Tompkins adds that any progress for ME/CFS patients will hinge on doctors definitively determining that coronavirus can turn into ME/CFS, rather than making post-coronavirus syndrome a separate diagnosis. “It would be a disservice to make post-COVID something special,” he says, because ME/CFS patients wouldn’t share the benefits. “I don’t think there’s a nickel of difference between the two,” he adds.
Already, Seltzer says, she’s seen some long-haulers reject the idea that they’re developing ME/CFS. It’s hard to understand how a new virus leads to an old condition, for one thing. And with all the stigma attached to ME/CFS, and its long history of doubt and disbelief, Seltzer says some long-haulers don’t want it to be their diagnosis. “Who would want to inherit the history of this disease?” she says.
Cooper, the ME/CFS patient from Oregon, finds herself thinking of that history often when she reads about coronavirus long-haulers. She can’t help but feel conflicted, in some moments, by all the attention thrown their way when there was none for her. “What happened to me?” she wonders. “Why wasn’t I believed?”

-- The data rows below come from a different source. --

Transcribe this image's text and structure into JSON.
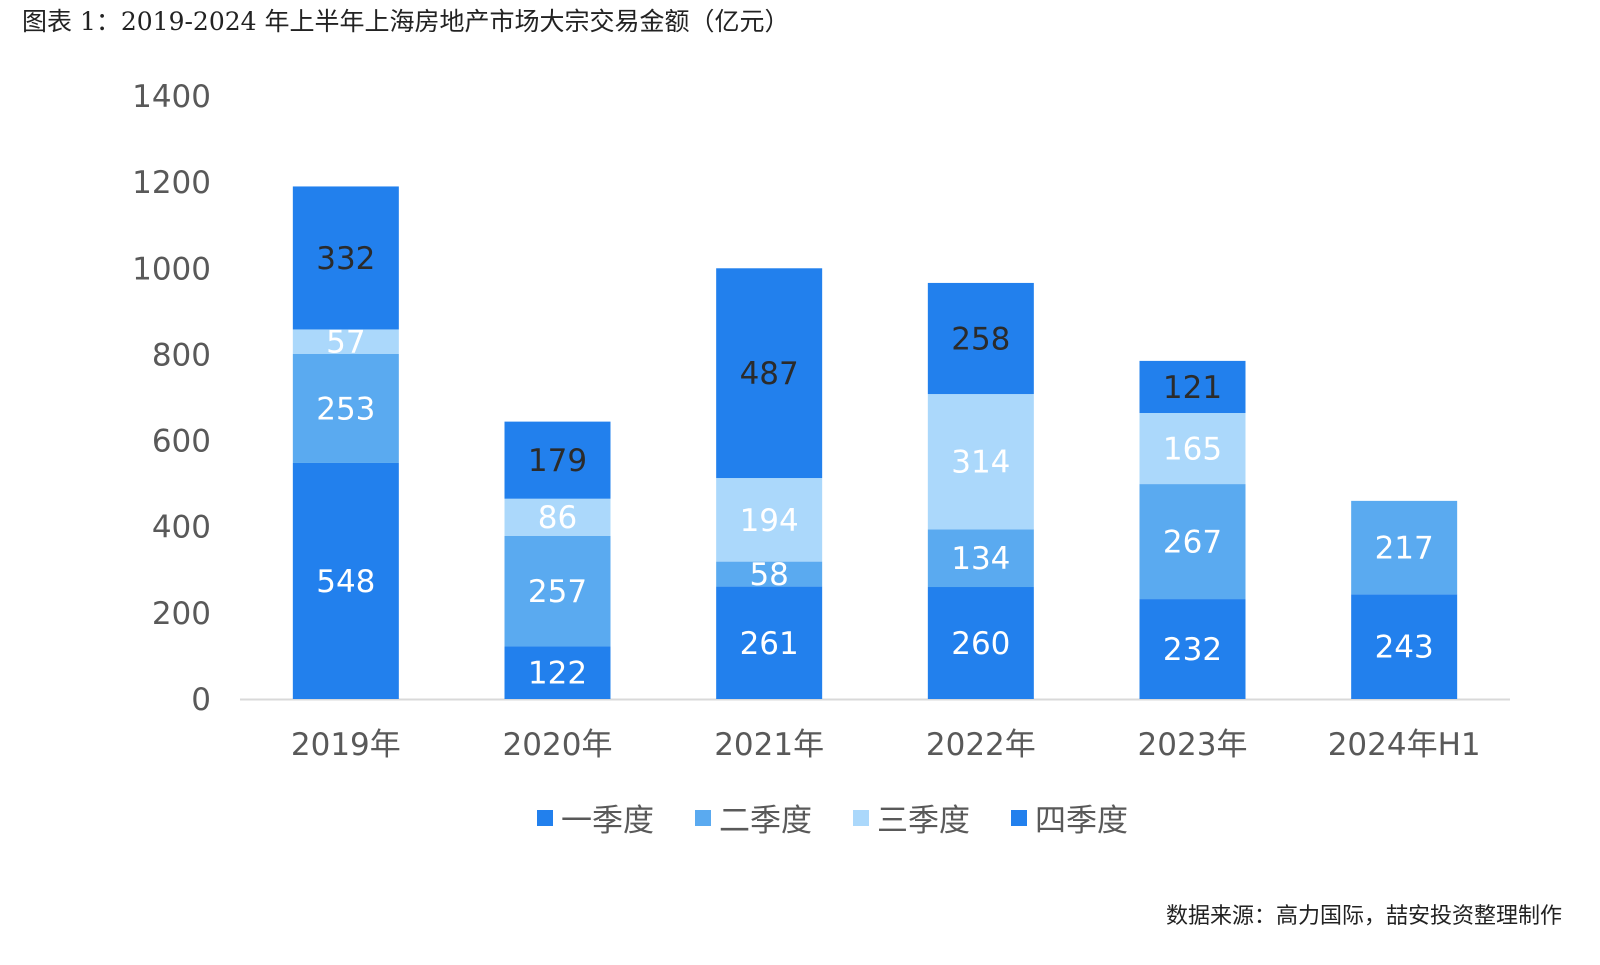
{
  "title": "图表 1：2019-2024 年上半年上海房地产市场大宗交易金额（亿元）",
  "source": "数据来源：高力国际，喆安投资整理制作",
  "chart_data": {
    "type": "bar",
    "stacked": true,
    "categories": [
      "2019年",
      "2020年",
      "2021年",
      "2022年",
      "2023年",
      "2024年H1"
    ],
    "series": [
      {
        "name": "一季度",
        "color": "#2280ed",
        "values": [
          548,
          122,
          261,
          260,
          232,
          243
        ]
      },
      {
        "name": "二季度",
        "color": "#5aaaf0",
        "values": [
          253,
          257,
          58,
          134,
          267,
          217
        ]
      },
      {
        "name": "三季度",
        "color": "#abd8fb",
        "values": [
          57,
          86,
          194,
          314,
          165,
          null
        ]
      },
      {
        "name": "四季度",
        "color": "#2280ed",
        "values": [
          332,
          179,
          487,
          258,
          121,
          null
        ]
      }
    ],
    "ylim": [
      0,
      1400
    ],
    "yticks": [
      0,
      200,
      400,
      600,
      800,
      1000,
      1200,
      1400
    ],
    "grid": false,
    "legend": "bottom"
  }
}
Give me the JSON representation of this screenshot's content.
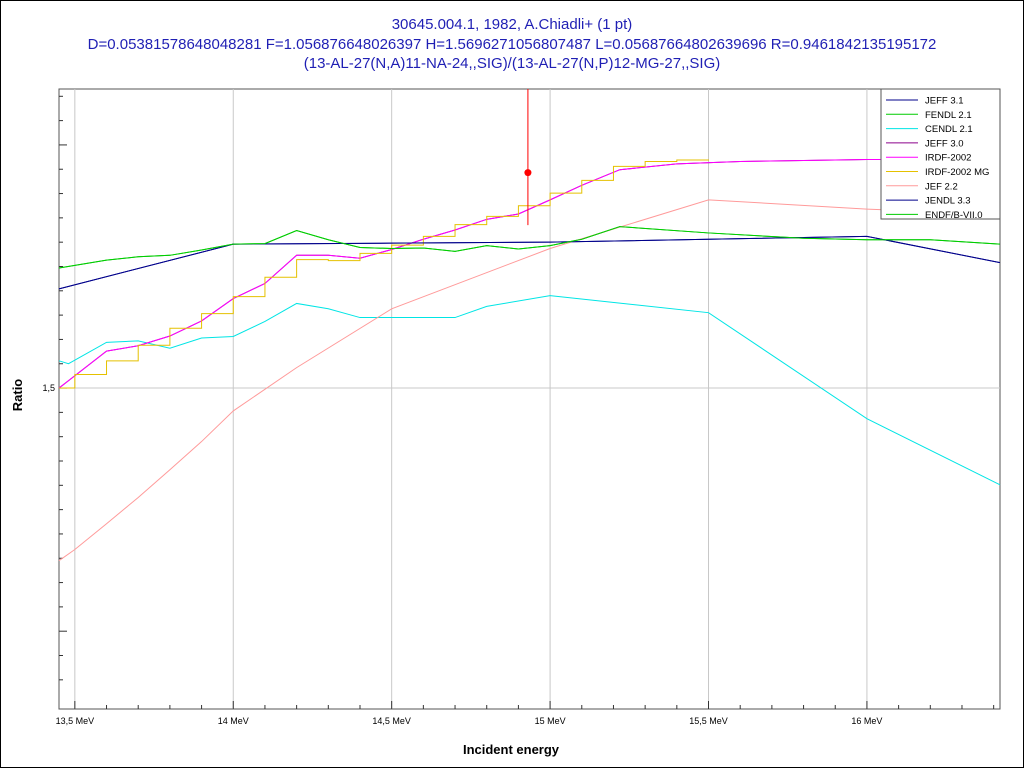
{
  "chart_data": {
    "type": "line",
    "title_lines": [
      "30645.004.1, 1982, A.Chiadli+ (1 pt)",
      "D=0.05381578648048281 F=1.056876648026397 H=1.5696271056807487 L=0.05687664802639696 R=0.9461842135195172",
      "(13-AL-27(N,A)11-NA-24,,SIG)/(13-AL-27(N,P)12-MG-27,,SIG)"
    ],
    "xlabel": "Incident energy",
    "ylabel": "Ratio",
    "x_unit": "MeV",
    "xlim": [
      13.45,
      16.42
    ],
    "ylim": [
      1.434,
      1.5615
    ],
    "x_ticks": [
      {
        "value": 13.5,
        "label": "13,5 MeV"
      },
      {
        "value": 14.0,
        "label": "14 MeV"
      },
      {
        "value": 14.5,
        "label": "14,5 MeV"
      },
      {
        "value": 15.0,
        "label": "15 MeV"
      },
      {
        "value": 15.5,
        "label": "15,5 MeV"
      },
      {
        "value": 16.0,
        "label": "16 MeV"
      }
    ],
    "y_ticks": [
      {
        "value": 1.5,
        "label": "1,5"
      }
    ],
    "grid": true,
    "legend_position": "top-right",
    "series": [
      {
        "name": "JEFF 3.1",
        "color": "#00008b",
        "step": false,
        "x": [
          13.45,
          14.0,
          14.5,
          15.0,
          15.5,
          16.0,
          16.42
        ],
        "y": [
          1.5204,
          1.5296,
          1.5298,
          1.53,
          1.5306,
          1.5312,
          1.5258
        ]
      },
      {
        "name": "FENDL 2.1",
        "color": "#00cc00",
        "step": false,
        "x": [
          13.45,
          13.6,
          13.7,
          13.8,
          13.9,
          14.0,
          14.1,
          14.2,
          14.3,
          14.4,
          14.5,
          14.6,
          14.7,
          14.8,
          14.9,
          15.0,
          15.1,
          15.22,
          15.5,
          15.8,
          16.0,
          16.2,
          16.42
        ],
        "y": [
          1.5247,
          1.5263,
          1.527,
          1.5273,
          1.5284,
          1.5296,
          1.5297,
          1.5324,
          1.5305,
          1.5289,
          1.5287,
          1.5288,
          1.5281,
          1.5293,
          1.5286,
          1.5293,
          1.5306,
          1.5332,
          1.5319,
          1.5308,
          1.5305,
          1.5305,
          1.5296
        ]
      },
      {
        "name": "CENDL 2.1",
        "color": "#00e5e5",
        "step": false,
        "x": [
          13.45,
          13.48,
          13.6,
          13.7,
          13.8,
          13.9,
          14.0,
          14.1,
          14.2,
          14.3,
          14.4,
          14.5,
          14.6,
          14.7,
          14.8,
          15.0,
          15.5,
          16.0,
          16.42
        ],
        "y": [
          1.5056,
          1.505,
          1.5094,
          1.5097,
          1.5082,
          1.5103,
          1.5106,
          1.5137,
          1.5174,
          1.5163,
          1.5145,
          1.5145,
          1.5145,
          1.5145,
          1.5168,
          1.519,
          1.5155,
          1.4937,
          1.4801
        ]
      },
      {
        "name": "JEFF 3.0",
        "color": "#8b008b",
        "step": false,
        "x": [
          13.45,
          13.6,
          13.7,
          13.8,
          13.9,
          14.0,
          14.1,
          14.2,
          14.3,
          14.4,
          14.5,
          14.6,
          14.7,
          14.8,
          14.9,
          15.0,
          15.1,
          15.22,
          15.4,
          15.6,
          15.8,
          16.0,
          16.42
        ],
        "y": [
          1.5,
          1.5076,
          1.5087,
          1.5107,
          1.5138,
          1.5184,
          1.5215,
          1.5273,
          1.5273,
          1.5267,
          1.5285,
          1.5306,
          1.5325,
          1.5347,
          1.5358,
          1.5387,
          1.5417,
          1.5449,
          1.5461,
          1.5466,
          1.5468,
          1.547,
          1.547
        ]
      },
      {
        "name": "IRDF-2002",
        "color": "#ff00ff",
        "step": false,
        "x": [
          13.45,
          13.6,
          13.7,
          13.8,
          13.9,
          14.0,
          14.1,
          14.2,
          14.3,
          14.4,
          14.5,
          14.6,
          14.7,
          14.8,
          14.9,
          15.0,
          15.1,
          15.22,
          15.4,
          15.6,
          15.8,
          16.0,
          16.42
        ],
        "y": [
          1.5,
          1.5076,
          1.5087,
          1.5107,
          1.5138,
          1.5184,
          1.5215,
          1.5273,
          1.5273,
          1.5267,
          1.5285,
          1.5306,
          1.5325,
          1.5347,
          1.5358,
          1.5387,
          1.5417,
          1.5449,
          1.5461,
          1.5466,
          1.5468,
          1.547,
          1.547
        ]
      },
      {
        "name": "IRDF-2002 MG",
        "color": "#e5c100",
        "step": true,
        "x": [
          13.45,
          13.5,
          13.6,
          13.7,
          13.8,
          13.9,
          14.0,
          14.1,
          14.2,
          14.3,
          14.4,
          14.5,
          14.6,
          14.7,
          14.8,
          14.9,
          15.0,
          15.1,
          15.2,
          15.3,
          15.4,
          15.5
        ],
        "y": [
          1.5,
          1.5028,
          1.5056,
          1.5088,
          1.5123,
          1.5153,
          1.5188,
          1.5228,
          1.5264,
          1.5262,
          1.5277,
          1.5294,
          1.5312,
          1.5336,
          1.5353,
          1.5375,
          1.5401,
          1.5427,
          1.5456,
          1.5466,
          1.5469,
          1.547
        ]
      },
      {
        "name": "JEF 2.2",
        "color": "#ff9a9a",
        "step": false,
        "x": [
          13.45,
          13.5,
          13.6,
          13.7,
          13.8,
          13.9,
          14.0,
          14.2,
          14.5,
          15.0,
          15.5,
          16.0,
          16.42
        ],
        "y": [
          1.4645,
          1.4668,
          1.4721,
          1.4775,
          1.4832,
          1.489,
          1.4953,
          1.5042,
          1.5163,
          1.5287,
          1.5387,
          1.5368,
          1.5358
        ]
      },
      {
        "name": "JENDL 3.3",
        "color": "#00008b",
        "step": false,
        "x": [
          13.45,
          14.0,
          14.5,
          15.0,
          15.5,
          16.0,
          16.42
        ],
        "y": [
          1.5204,
          1.5296,
          1.5298,
          1.53,
          1.5306,
          1.5312,
          1.5258
        ]
      },
      {
        "name": "ENDF/B-VII.0",
        "color": "#00cc00",
        "step": false,
        "x": [
          13.45,
          13.6,
          13.7,
          13.8,
          13.9,
          14.0,
          14.1,
          14.2,
          14.3,
          14.4,
          14.5,
          14.6,
          14.7,
          14.8,
          14.9,
          15.0,
          15.1,
          15.22,
          15.5,
          15.8,
          16.0,
          16.2,
          16.42
        ],
        "y": [
          1.5247,
          1.5263,
          1.527,
          1.5273,
          1.5284,
          1.5296,
          1.5297,
          1.5324,
          1.5305,
          1.5289,
          1.5287,
          1.5288,
          1.5281,
          1.5293,
          1.5286,
          1.5293,
          1.5306,
          1.5332,
          1.5319,
          1.5308,
          1.5305,
          1.5305,
          1.5296
        ]
      }
    ],
    "experimental_points": [
      {
        "x": 14.93,
        "y": 1.5443,
        "y_err_low": 1.5335,
        "y_err_high": 1.5615,
        "color": "#ff0000"
      }
    ]
  }
}
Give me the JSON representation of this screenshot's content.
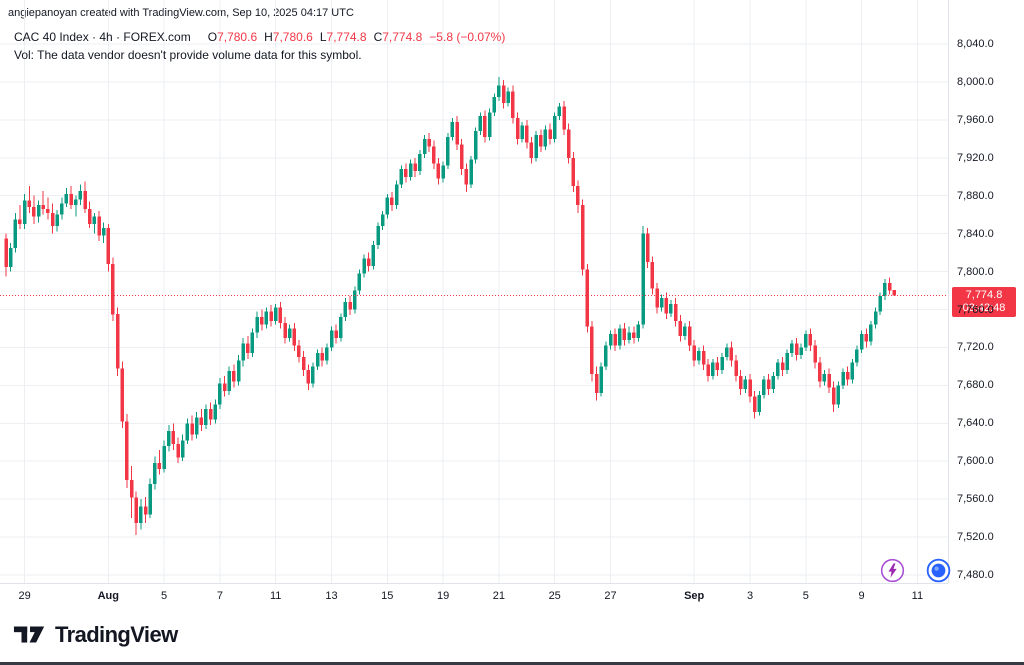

There’s no way to go back and time and make Cooper’s doctors believe her, nor any way to reclaim the last decade of her life. But there is reason to believe the sudden interest in long-haul coronavirus will help provide answers and legitimacy for the millions of people out there with ME/CFS, and the millions more who will develop it in the coming years. And that, Cooper says, makes the bitter pill easier to swallow. “I’m very hopeful that this opens the door to more research,” she says, “and [vindication for] all of us who got the flu and had a door closed on our lives.”